Pflegestufeneinteilung
Für alle Formen der Pflege entstehen Kosten. Diese müssen Sie als Familie oder Betroffener nicht alleine tragen. Die Pflegekassen übernehmen hiervon einen Teil. Wie hoch dieser Beitrag ist, hängt von der Pflegestufe ab. Nachfolgend erhalten Sie einen Überblick über die verschiedenen Pflegestufen, sowie die Voraussetzungen dieser.
Pflegebedürftige
Pflegebedürftig im Sinne der sozialen Pflegeversicherung sind Personen, die wegen einer körperlichen, geistigen oder seelischen Krankheit oder Behinderung bei gewöhnlichen und regelmäßig wiederkehrenden Verrichtungen im Ablauf des täglichen Lebens auf Dauer, voraussichtlich für mindestens sechs Monate, in erheblichem oder höherem Maße der Hilfe bedürfen.
Pflegestufe I: erhebliche Pflegebedürftigkeit
In Pflegestufe I fallen Personen, die bei wenigstens zwei Verrichtungen aus den Bereichen Körperpflege, Ernährung oder Mobilität(Grundpflege) mindestens einmal täglich Hilfe benötigen. Ebenso muss ein Hilfebedarf bei der Hauswirtschaft mehrfach die Woche bestehen. Der wöchentliche Zeitaufwand muss im Tagesdurchschnitt mindestens 90 Minuten betragen, wobei auf die Grundpflege 45 Minuten entfallen müssen.
Pflegestufe II: Schwerpflegebedürftigkeit
Hier muss ein Hilfebedarf von min. dreimal täglich zu verschiedenen Tageszeiten aus dem Bereich Körperpflege, Ernährung und Mobilität (Grundpflege), sowie mehrfach in der Woche Hilfe bei der Hauswirtschaft bestehen. Der wöchentliche Zeitaufwand muss im Tagesdurchschnitt mindestens 3 Stunden betragen, wobei auf die Grundpflege 2 Stunden entfallen müssen.

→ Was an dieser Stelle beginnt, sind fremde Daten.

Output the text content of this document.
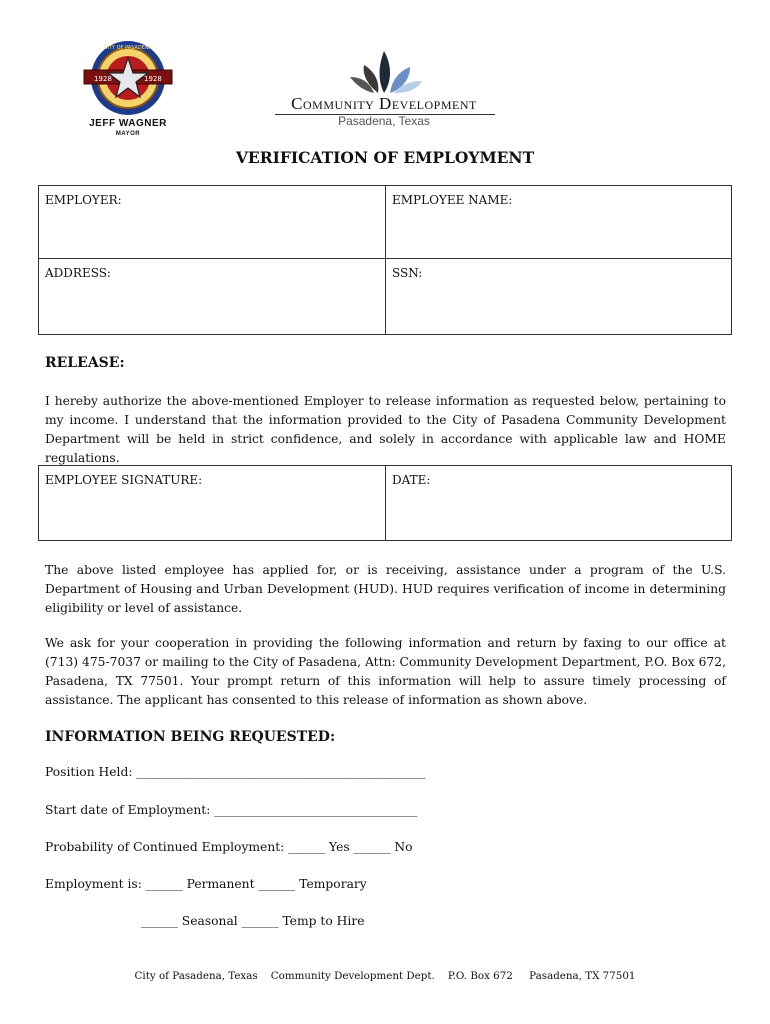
1928	1928
CITY OF PASADENA
JEFF WAGNER
MAYOR
Community Development
Pasadena, Texas
VERIFICATION OF EMPLOYMENT
EMPLOYER:	EMPLOYEE NAME:
ADDRESS:	SSN:
RELEASE:
I hereby authorize the above-mentioned Employer to release information as requested below, pertaining to my income. I understand that the information provided to the City of Pasadena Community Development Department will be held in strict confidence, and solely in accordance with applicable law and HOME regulations.
EMPLOYEE SIGNATURE:	DATE:
The above listed employee has applied for, or is receiving, assistance under a program of the U.S. Department of Housing and Urban Development (HUD). HUD requires verification of income in determining eligibility or level of assistance.
We ask for your cooperation in providing the following information and return by faxing to our office at (713) 475-7037 or mailing to the City of Pasadena, Attn: Community Development Department, P.O. Box 672, Pasadena, TX 77501. Your prompt return of this information will help to assure timely processing of assistance. The applicant has consented to this release of information as shown above.
INFORMATION BEING REQUESTED:
Position Held: _______________________________________________
Start date of Employment: _________________________________
Probability of Continued Employment: ______ Yes ______ No
Employment is: ______ Permanent ______ Temporary
______ Seasonal ______ Temp to Hire
City of Pasadena, Texas    Community Development Dept.    P.O. Box 672     Pasadena, TX 77501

Pflegestufe III: Schwerstpflegedürftig
Hilfebedarf besteht hier rund um die Uhr, auch nachts, aus dem Bereich der Körperpflege, Ernährung und Mobilität, sowie mehrfach in der Woche Hilfe bei der Hauswirtschaft. Der wöchentliche Zeitaufwand muss im Tagesdurchschnitt mindestens 5 Stunden betragen, wobei auf die Grundpflege 4 Stunden entfallen müssen. Das Besondere der Pflegestufe III liegt im mehrmaligen Hilfebedarf bei Nacht (zw. 22:00 – und 06:00 Uhr).
Härtefallregelung: Außergewöhnlich hoher Pflegebedarf
Die Härtefallregelung ist eine Sonderform. Nur Pflegebedürftige, die bereits in Pflegestufe III eingestuft sind, können als Härtefall anerkannt werden.
Hier besteht ein Pflegebedarf bei der Körperpflege, der Ernährung oder der Mobilität von min. sechs Stunden täglich, davon min. dreimal in der Nacht.
Bei Pflegebedürftigen in vollstationären Pflegeeinrichtungen ist auch die Dauer der bestehenden medizinischen Behandlungspflege zu berücksichtigen.
Bei Pflegebedürftigen, die zuhause gepflegt werden, zählt als Voraussetzung, dass die Grundpflege auch des Nachts nur von mehreren Pflegekräften gemeinsam (zeitlich) erbracht werden kann. Das zeitgleiche Erbringen der Grundpflege des Nachts durch mehrere Pflegekräfte erfordert, dass wenigsten bei einer Verrichtung tagsüber und Nachts neben einer professionellen Pflegekraft mind. eine weitere Pflegeperson, die nicht bei einem Pflegedienst beschäftigt sein muss (z. B. Angehörige) tätig werden muss.